In this blog TCM’s pentest lead Aaron Wilson will cover the hardware, software, report templates, and other infrastructure considerations that make a pentest firm run smoothly.
The Basics
Report Templates
For a small penetration testing firm of 1-5 employees, the most important thing to have at this level is a few report templates for your various types of tests. These templates will save you time and effort when creating reports for your clients. I would recommend having a rough template for these three types of tests:
- External Penetration Test
- Internal Penetration Test
- Vulnerability Scan Report
These are the three most common types of tests you are likely to conduct while working at or running a small pentesting consultancy. If you specialize in certain types of tests that are unique, and you know you will be writing those reports frequently, make yourself a template for the most common tests that you expect from your clients!
Vulnerability Scanners
For other equipment you should have a paid or free vulnerability scanner for example OpenVAS, Tenable Nessus, or Qualys are some popular options. Depending on the amount of money you would like to spend you can self-host a vulnerability scanning server or use a cloud provider for your server.
Dropboxes
Finally, if you are working on internal penetration tests for clients, it’s very likely that you will need to send a device to their network to perform the testing. This is sometimes called a “dropbox”, “drone” or “client device”. You can purchase something like an Intel NUC (https://www.amazon.com/Intel-NUC-NUC13ANHi3-Barebone-System/dp/B0C7MVLWYW), Raspberry Pi-style device, or a full-sized laptop.
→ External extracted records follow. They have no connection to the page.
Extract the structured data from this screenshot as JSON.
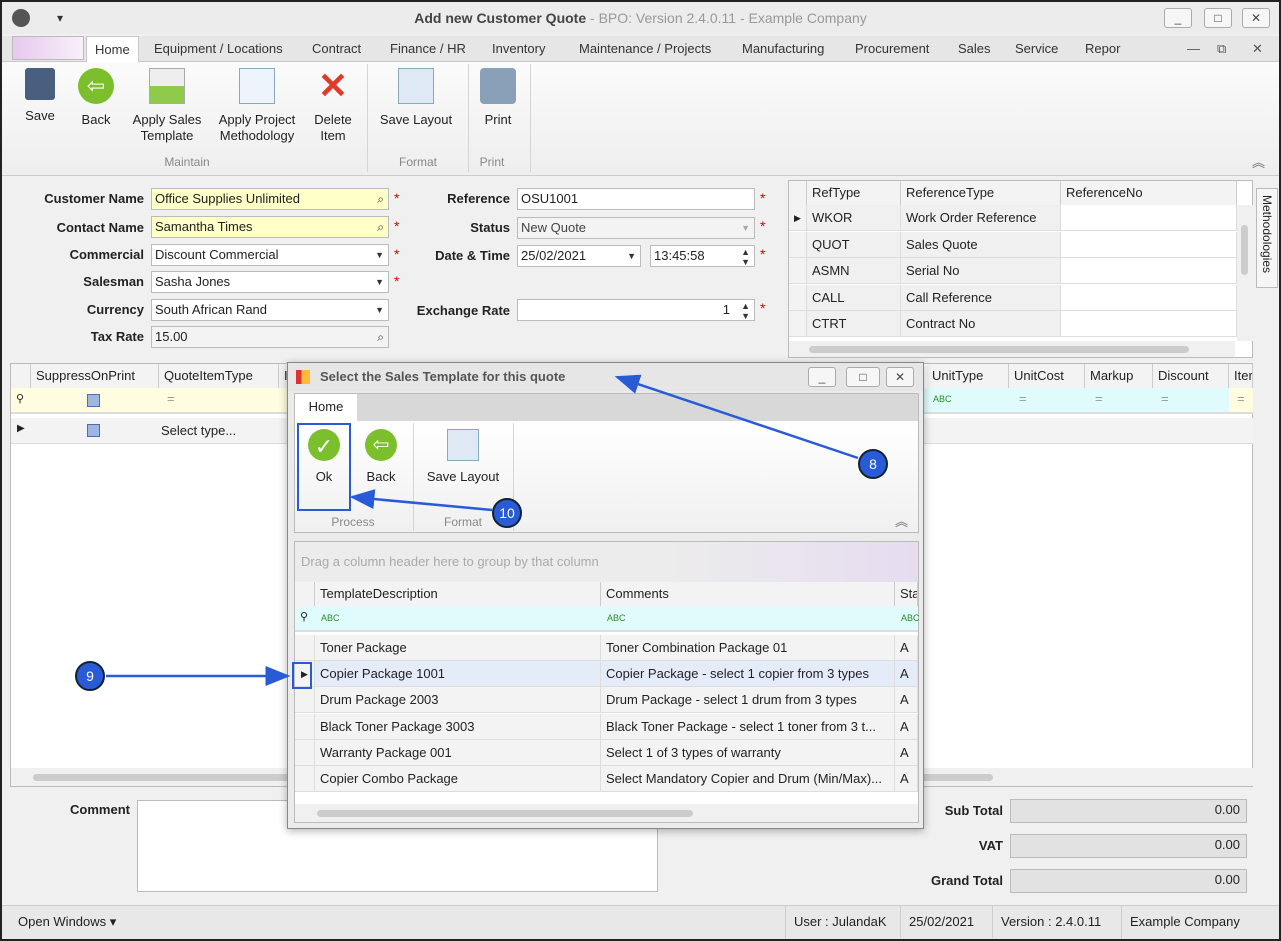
{
  "window": {
    "title_bold": "Add new Customer Quote",
    "title_rest": " - BPO: Version 2.4.0.11 - Example Company"
  },
  "tabs": [
    "Home",
    "Equipment / Locations",
    "Contract",
    "Finance / HR",
    "Inventory",
    "Maintenance / Projects",
    "Manufacturing",
    "Procurement",
    "Sales",
    "Service",
    "Repor"
  ],
  "ribbon": {
    "buttons": [
      "Save",
      "Back",
      "Apply Sales\nTemplate",
      "Apply Project\nMethodology",
      "Delete\nItem",
      "Save Layout",
      "Print"
    ],
    "groups": [
      "Maintain",
      "Format",
      "Print"
    ]
  },
  "form": {
    "customer_name": {
      "label": "Customer Name",
      "value": "Office Supplies Unlimited"
    },
    "contact_name": {
      "label": "Contact Name",
      "value": "Samantha Times"
    },
    "commercial": {
      "label": "Commercial",
      "value": "Discount Commercial"
    },
    "salesman": {
      "label": "Salesman",
      "value": "Sasha Jones"
    },
    "currency": {
      "label": "Currency",
      "value": "South African Rand"
    },
    "tax_rate": {
      "label": "Tax Rate",
      "value": "15.00"
    },
    "reference": {
      "label": "Reference",
      "value": "OSU1001"
    },
    "status": {
      "label": "Status",
      "value": "New Quote"
    },
    "datetime": {
      "label": "Date & Time",
      "date": "25/02/2021",
      "time": "13:45:58"
    },
    "exchange_rate": {
      "label": "Exchange Rate",
      "value": "1"
    }
  },
  "ref_grid": {
    "headers": [
      "RefType",
      "ReferenceType",
      "ReferenceNo"
    ],
    "rows": [
      [
        "WKOR",
        "Work Order Reference",
        ""
      ],
      [
        "QUOT",
        "Sales Quote",
        ""
      ],
      [
        "ASMN",
        "Serial No",
        ""
      ],
      [
        "CALL",
        "Call Reference",
        ""
      ],
      [
        "CTRT",
        "Contract No",
        ""
      ]
    ]
  },
  "side_tab": "Methodologies",
  "items_grid": {
    "headers": [
      "SuppressOnPrint",
      "QuoteItemType",
      "It",
      "UnitType",
      "UnitCost",
      "Markup",
      "Discount",
      "Iter"
    ],
    "row_value": "Select type..."
  },
  "comment_label": "Comment",
  "totals": [
    {
      "label": "Sub Total",
      "value": "0.00"
    },
    {
      "label": "VAT",
      "value": "0.00"
    },
    {
      "label": "Grand Total",
      "value": "0.00"
    }
  ],
  "status_bar": {
    "open_windows": "Open Windows ▾",
    "user": "User : JulandaK",
    "date": "25/02/2021",
    "version": "Version : 2.4.0.11",
    "company": "Example Company"
  },
  "dialog": {
    "title": "Select the Sales Template for this quote",
    "tab": "Home",
    "buttons": [
      "Ok",
      "Back",
      "Save Layout"
    ],
    "groups": [
      "Process",
      "Format"
    ],
    "group_panel": "Drag a column header here to group by that column",
    "headers": [
      "TemplateDescription",
      "Comments",
      "Sta"
    ],
    "rows": [
      [
        "Toner Package",
        "Toner Combination Package 01",
        "A"
      ],
      [
        "Copier Package 1001",
        "Copier Package - select 1 copier from 3 types",
        "A"
      ],
      [
        "Drum Package 2003",
        "Drum Package - select 1 drum from 3 types",
        "A"
      ],
      [
        "Black Toner Package 3003",
        "Black Toner Package - select 1 toner from 3 t...",
        "A"
      ],
      [
        "Warranty Package 001",
        "Select 1 of 3 types of warranty",
        "A"
      ],
      [
        "Copier Combo Package",
        "Select Mandatory Copier and Drum (Min/Max)...",
        "A"
      ]
    ]
  },
  "annotations": [
    "8",
    "9",
    "10"
  ],
  "colors": {
    "annotation": "#2a5bd7",
    "required": "#dd0000",
    "highlight_input": "#ffffc8"
  }
}
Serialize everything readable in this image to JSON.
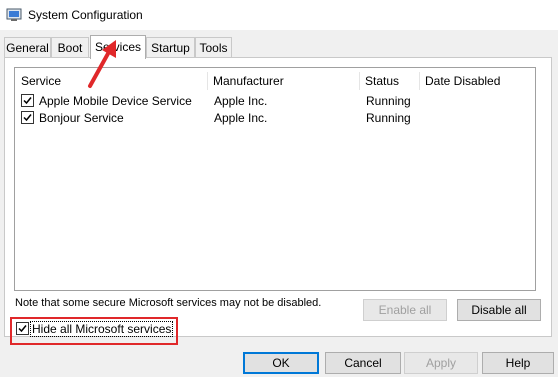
{
  "window": {
    "title": "System Configuration",
    "icon": "msconfig-icon"
  },
  "tabs": [
    {
      "label": "General"
    },
    {
      "label": "Boot"
    },
    {
      "label": "Services",
      "active": true
    },
    {
      "label": "Startup"
    },
    {
      "label": "Tools"
    }
  ],
  "services_table": {
    "columns": [
      "Service",
      "Manufacturer",
      "Status",
      "Date Disabled"
    ],
    "rows": [
      {
        "checked": true,
        "service": "Apple Mobile Device Service",
        "manufacturer": "Apple Inc.",
        "status": "Running",
        "date_disabled": ""
      },
      {
        "checked": true,
        "service": "Bonjour Service",
        "manufacturer": "Apple Inc.",
        "status": "Running",
        "date_disabled": ""
      }
    ]
  },
  "note": "Note that some secure Microsoft services may not be disabled.",
  "buttons": {
    "enable_all": "Enable all",
    "disable_all": "Disable all",
    "ok": "OK",
    "cancel": "Cancel",
    "apply": "Apply",
    "help": "Help"
  },
  "hide_ms_services": {
    "label": "Hide all Microsoft services",
    "checked": true
  },
  "annotations": {
    "highlight_color": "#e0282a"
  }
}
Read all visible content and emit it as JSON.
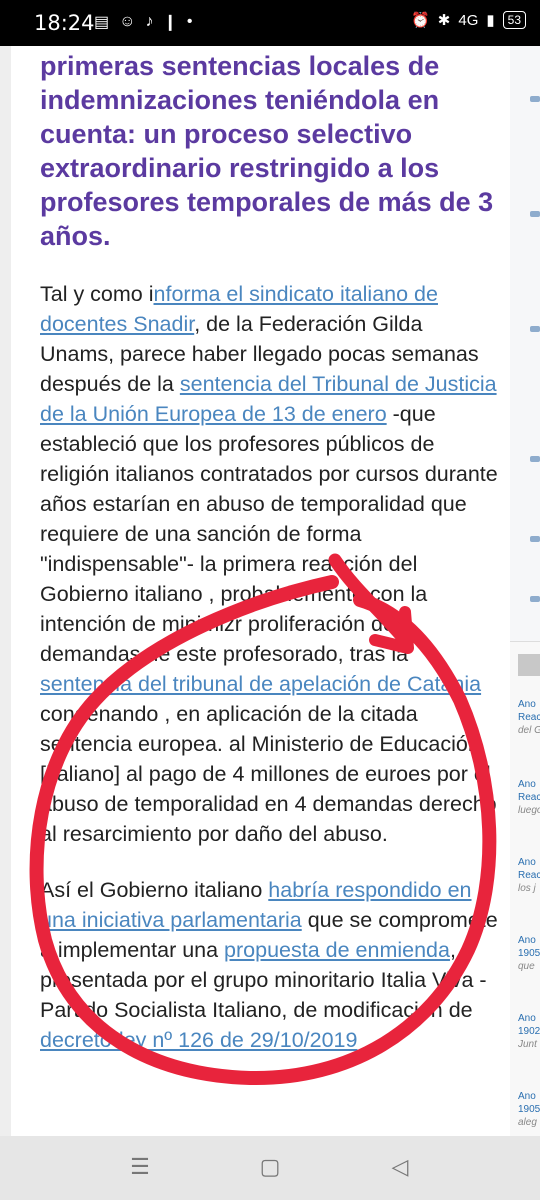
{
  "status_bar": {
    "time": "18:24",
    "network": "4G",
    "battery": "53"
  },
  "article": {
    "heading": "primeras sentencias locales de indemnizaciones teniéndola en cuenta: un proceso selectivo extraordinario restringido a los profesores temporales de más de 3 años.",
    "p1": {
      "t1": "Tal y como i",
      "link1": "nforma el sindicato italiano de docentes Snadir",
      "t2": ", de la Federación Gilda Unams, parece haber llegado pocas semanas después de  la ",
      "link2": "sentencia del Tribunal de Justicia de la Unión Europea de 13 de enero",
      "t3": " -que estableció que los profesores públicos de religión italianos contratados por cursos durante años estarían en abuso de temporalidad que requiere de una sanción de forma \"indispensable\"- la primera reacción del Gobierno italiano , probablemente con la intención de minimizr proliferación de demandas de este profesorado, tras la ",
      "link3": "sentencia del tribunal de apelación de Catania",
      "t4": "  condenando , en aplicación de la citada sentencia europea. al Ministerio de Educación [italiano] al pago de 4 millones de euroes por el abuso de temporalidad en 4 demandas  derecho al resarcimiento por daño del abuso."
    },
    "p2": {
      "t1": "Así el Gobierno italiano ",
      "link1": "habría respondido en una iniciativa parlamentaria",
      "t2": " que se compromete a implementar una ",
      "link2": "propuesta de enmienda",
      "t3": ", presentada por el grupo minoritario Italia Viva - Partido Socialista Italiano, de modificación de ",
      "link3": "decreto-ley nº 126 de 29/10/2019"
    }
  },
  "sidebar": {
    "entries": [
      {
        "a": "Ano",
        "b": "Reac",
        "c": "del G"
      },
      {
        "a": "Ano",
        "b": "Reac",
        "c": "luego"
      },
      {
        "a": "Ano",
        "b": "Reac",
        "c": "los j"
      },
      {
        "a": "Ano",
        "b": "1905",
        "c": "que"
      },
      {
        "a": "Ano",
        "b": "1902",
        "c": "Junt"
      },
      {
        "a": "Ano",
        "b": "1905",
        "c": "aleg"
      }
    ]
  },
  "colors": {
    "heading": "#5b3aa0",
    "link": "#4a86bf",
    "annotation": "#e8243c"
  },
  "icons": [
    "menu-icon",
    "home-icon",
    "back-icon"
  ]
}
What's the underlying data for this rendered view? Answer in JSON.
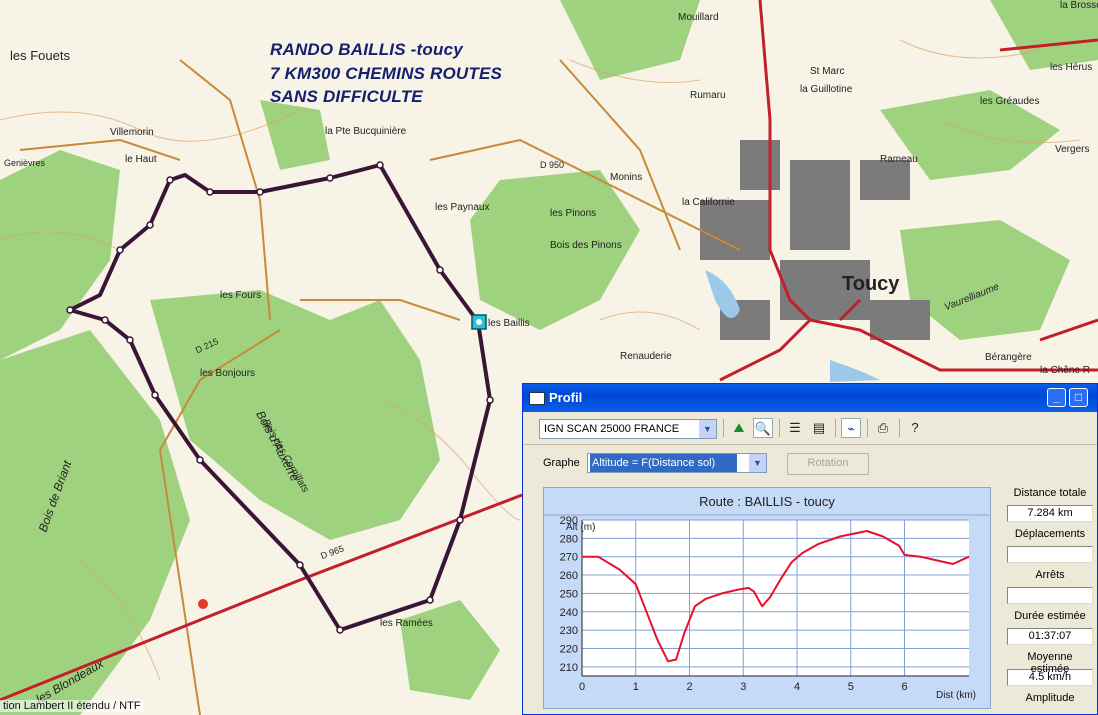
{
  "map": {
    "title_lines": [
      "RANDO BAILLIS -toucy",
      "7 KM300 CHEMINS ROUTES",
      "SANS DIFFICULTE"
    ],
    "places": [
      "les Fouets",
      "Villemorin",
      "le Haut",
      "la Pte Bucquinière",
      "les Paynaux",
      "les Pinons",
      "Bois des Pinons",
      "les Fours",
      "les Bonjours",
      "Bois des Cornillats",
      "Bois d'Auxerre",
      "Bois de Briant",
      "les Blondeaux",
      "les Ramées",
      "les Baillis",
      "la Californie",
      "Toucy",
      "Rumaru",
      "la Guillotine",
      "les Gréaudes",
      "Rameau",
      "Vergers",
      "Vaurelliaume",
      "Bérangère",
      "la Chêne R",
      "Renauderie",
      "Monins",
      "Genièvres",
      "Mouillard",
      "la Brosse",
      "St Marc",
      "les Hérus"
    ],
    "roads": [
      "D 965",
      "D 950",
      "D 215"
    ],
    "projection_note": "tion Lambert II étendu / NTF",
    "route_color": "#3a1535",
    "road_color": "#c41e2a"
  },
  "window": {
    "title": "Profil",
    "controls": {
      "minimize": "_",
      "maximize": "□",
      "close": "✕"
    },
    "toolbar": {
      "map_source": "IGN SCAN 25000 FRANCE",
      "icons": [
        "profile-icon",
        "zoom-icon",
        "list-icon",
        "properties-icon",
        "graph-icon",
        "print-icon",
        "help-icon"
      ]
    },
    "graphe_label": "Graphe",
    "graphe_value": "Altitude = F(Distance sol)",
    "rotation_label": "Rotation",
    "stats": [
      {
        "label": "Distance totale",
        "value": "7.284 km"
      },
      {
        "label": "Déplacements",
        "value": ""
      },
      {
        "label": "Arrêts",
        "value": ""
      },
      {
        "label": "Durée estimée",
        "value": "01:37:07"
      },
      {
        "label": "Moyenne estimée",
        "value": "4.5 km/h"
      },
      {
        "label": "Amplitude",
        "value": ""
      }
    ]
  },
  "chart_data": {
    "type": "line",
    "title": "Route : BAILLIS - toucy",
    "ylabel": "Alt (m)",
    "xlabel": "Dist (km)",
    "xlim": [
      0,
      7.2
    ],
    "ylim": [
      205,
      290
    ],
    "x_ticks": [
      0,
      1,
      2,
      3,
      4,
      5,
      6
    ],
    "y_ticks": [
      210,
      220,
      230,
      240,
      250,
      260,
      270,
      280,
      290
    ],
    "grid": true,
    "line_color": "#e8102a",
    "series": [
      {
        "x": [
          0,
          0.3,
          0.7,
          1.0,
          1.2,
          1.4,
          1.6,
          1.75,
          1.9,
          2.1,
          2.3,
          2.6,
          2.9,
          3.1,
          3.2,
          3.35,
          3.5,
          3.7,
          3.9,
          4.1,
          4.4,
          4.8,
          5.3,
          5.6,
          5.9,
          6.0,
          6.3,
          6.6,
          6.9,
          7.2
        ],
        "y": [
          270,
          270,
          263,
          255,
          240,
          225,
          213,
          214,
          228,
          243,
          247,
          250,
          252,
          253,
          251,
          243,
          248,
          258,
          267,
          272,
          277,
          281,
          284,
          281,
          276,
          271,
          270,
          268,
          266,
          270
        ]
      }
    ]
  }
}
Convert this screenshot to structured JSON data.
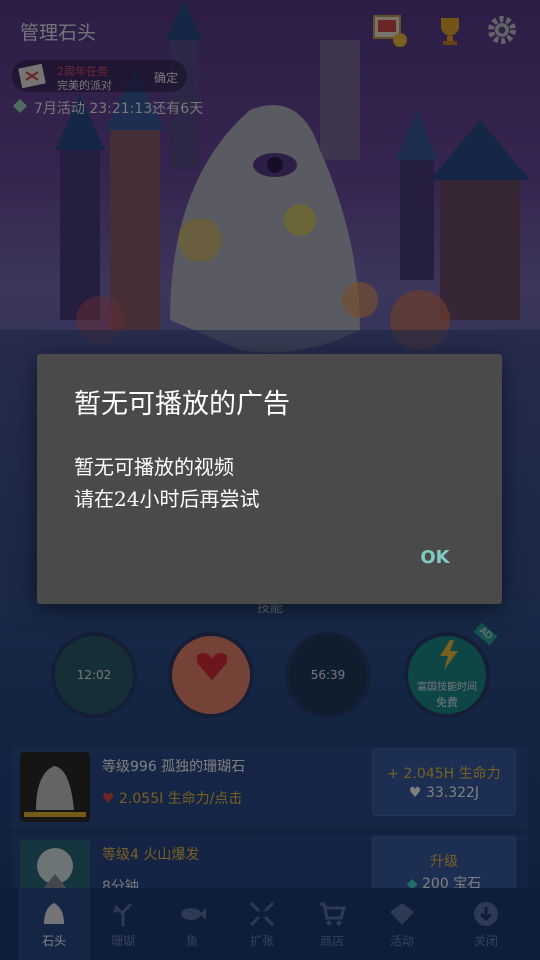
{
  "header": {
    "title": "管理石头",
    "icons": [
      "photo-badge-icon",
      "trophy-icon",
      "gear-icon"
    ]
  },
  "quest": {
    "line1": "2周年任务",
    "line2": "完美的派对",
    "confirm": "确定"
  },
  "event": {
    "text": "7月活动 23:21:13还有6天"
  },
  "skills": {
    "label": "技能",
    "items": [
      {
        "name": "skill-timer-1",
        "text": "12:02"
      },
      {
        "name": "skill-heart",
        "text": ""
      },
      {
        "name": "skill-timer-2",
        "text": "56:39"
      },
      {
        "name": "skill-boost",
        "line1": "富国技能时间",
        "line2": "免费",
        "badge": "AD"
      }
    ]
  },
  "rows": [
    {
      "title": "等级996 孤独的珊瑚石",
      "sub_value": "2.055I",
      "sub_suffix": " 生命力/点击",
      "btn_line1": "+ 2.045H 生命力",
      "btn_line2": "33.322J"
    },
    {
      "title": "等级4 火山爆发",
      "sub_value": "8分钟",
      "btn_line1": "升级",
      "btn_line2": "200 宝石"
    }
  ],
  "nav": [
    {
      "label": "石头",
      "icon": "stone-icon",
      "active": true
    },
    {
      "label": "珊瑚",
      "icon": "coral-icon"
    },
    {
      "label": "鱼",
      "icon": "fish-icon"
    },
    {
      "label": "扩张",
      "icon": "expand-icon"
    },
    {
      "label": "商店",
      "icon": "cart-icon"
    },
    {
      "label": "活动",
      "icon": "event-icon"
    },
    {
      "label": "关闭",
      "icon": "download-icon"
    }
  ],
  "dialog": {
    "title": "暂无可播放的广告",
    "message_line1": "暂无可播放的视频",
    "message_line2": "请在24小时后再尝试",
    "ok": "OK"
  },
  "colors": {
    "dialog_bg": "#4a4a4a",
    "ok_accent": "#80cbc4",
    "gold": "#f2c040",
    "nav_bg": "#1e3a7a"
  }
}
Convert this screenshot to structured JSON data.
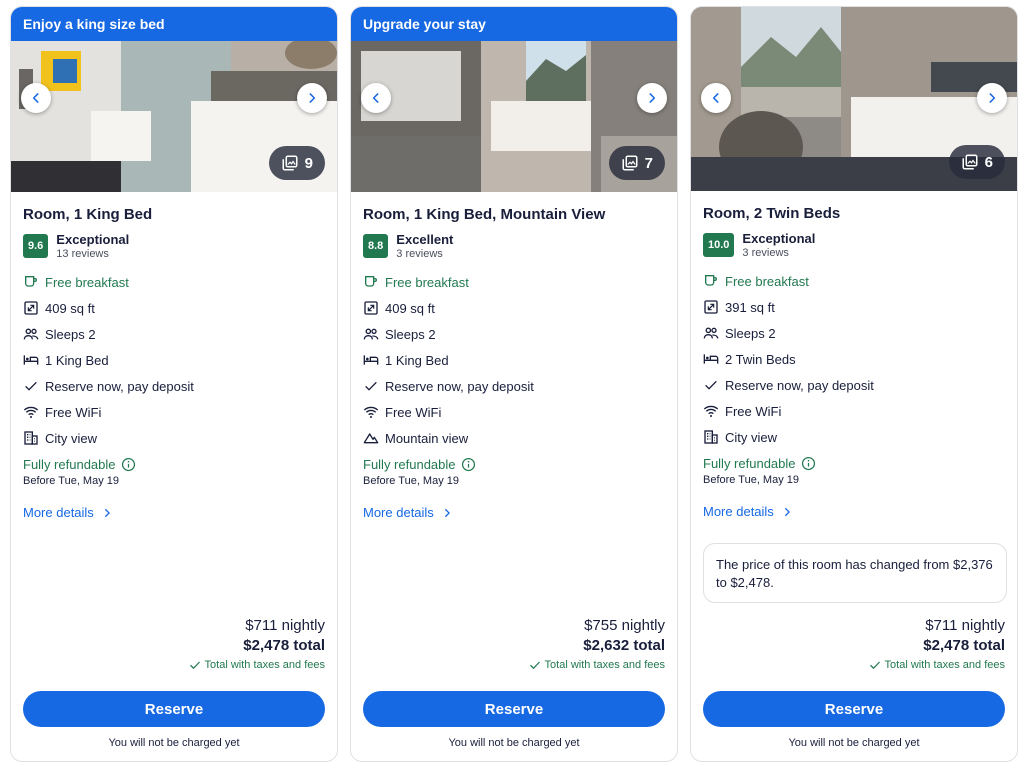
{
  "cards": [
    {
      "banner": "Enjoy a king size bed",
      "photo_count": "9",
      "title": "Room, 1 King Bed",
      "score": "9.6",
      "score_label": "Exceptional",
      "reviews": "13 reviews",
      "features": {
        "breakfast": "Free breakfast",
        "size": "409 sq ft",
        "sleeps": "Sleeps 2",
        "bed": "1 King Bed",
        "reserve": "Reserve now, pay deposit",
        "wifi": "Free WiFi",
        "view": "City view"
      },
      "refund": "Fully refundable",
      "before": "Before Tue, May 19",
      "more": "More details",
      "nightly": "$711 nightly",
      "total": "$2,478 total",
      "taxes": "Total with taxes and fees",
      "reserve_btn": "Reserve",
      "no_charge": "You will not be charged yet"
    },
    {
      "banner": "Upgrade your stay",
      "photo_count": "7",
      "title": "Room, 1 King Bed, Mountain View",
      "score": "8.8",
      "score_label": "Excellent",
      "reviews": "3 reviews",
      "features": {
        "breakfast": "Free breakfast",
        "size": "409 sq ft",
        "sleeps": "Sleeps 2",
        "bed": "1 King Bed",
        "reserve": "Reserve now, pay deposit",
        "wifi": "Free WiFi",
        "view": "Mountain view"
      },
      "refund": "Fully refundable",
      "before": "Before Tue, May 19",
      "more": "More details",
      "nightly": "$755 nightly",
      "total": "$2,632 total",
      "taxes": "Total with taxes and fees",
      "reserve_btn": "Reserve",
      "no_charge": "You will not be charged yet"
    },
    {
      "photo_count": "6",
      "title": "Room, 2 Twin Beds",
      "score": "10.0",
      "score_label": "Exceptional",
      "reviews": "3 reviews",
      "features": {
        "breakfast": "Free breakfast",
        "size": "391 sq ft",
        "sleeps": "Sleeps 2",
        "bed": "2 Twin Beds",
        "reserve": "Reserve now, pay deposit",
        "wifi": "Free WiFi",
        "view": "City view"
      },
      "refund": "Fully refundable",
      "before": "Before Tue, May 19",
      "more": "More details",
      "price_notice": "The price of this room has changed from $2,376 to $2,478.",
      "nightly": "$711 nightly",
      "total": "$2,478 total",
      "taxes": "Total with taxes and fees",
      "reserve_btn": "Reserve",
      "no_charge": "You will not be charged yet"
    }
  ],
  "colors": {
    "brand_blue": "#1668e3",
    "score_green": "#227950",
    "text": "#191e3b"
  }
}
To access these devices, you will need a networking protocol that allows your device and the remote device to communicate. Some of the most common options that pentesting firms utilize are Tailscale or Zerotier. These are paid options, but another free less commonly known option is Google Remote Desktop. You simply install a remote desktop Chrome extension to the device browser and you can access your devices anytime and from anywhere from a single Google account.
Dropbox OS Recommendations
I highly recommend running Windows with a guest Kali Linux virtual machine on the devices sent to clients. Windows will allow you the flexibility to perform some Windows-based attacks while also having the flexibility and customization of Linux. Don’t forget to use PimpMyKali on the Kali Linux virtual before it arrives at the client site, this will get you pre-loaded with all of the tools you will need.
Advanced Infrastructure, Stage 1
When a team expands to over five people, it’s time to start considering a more significant infrastructure investment.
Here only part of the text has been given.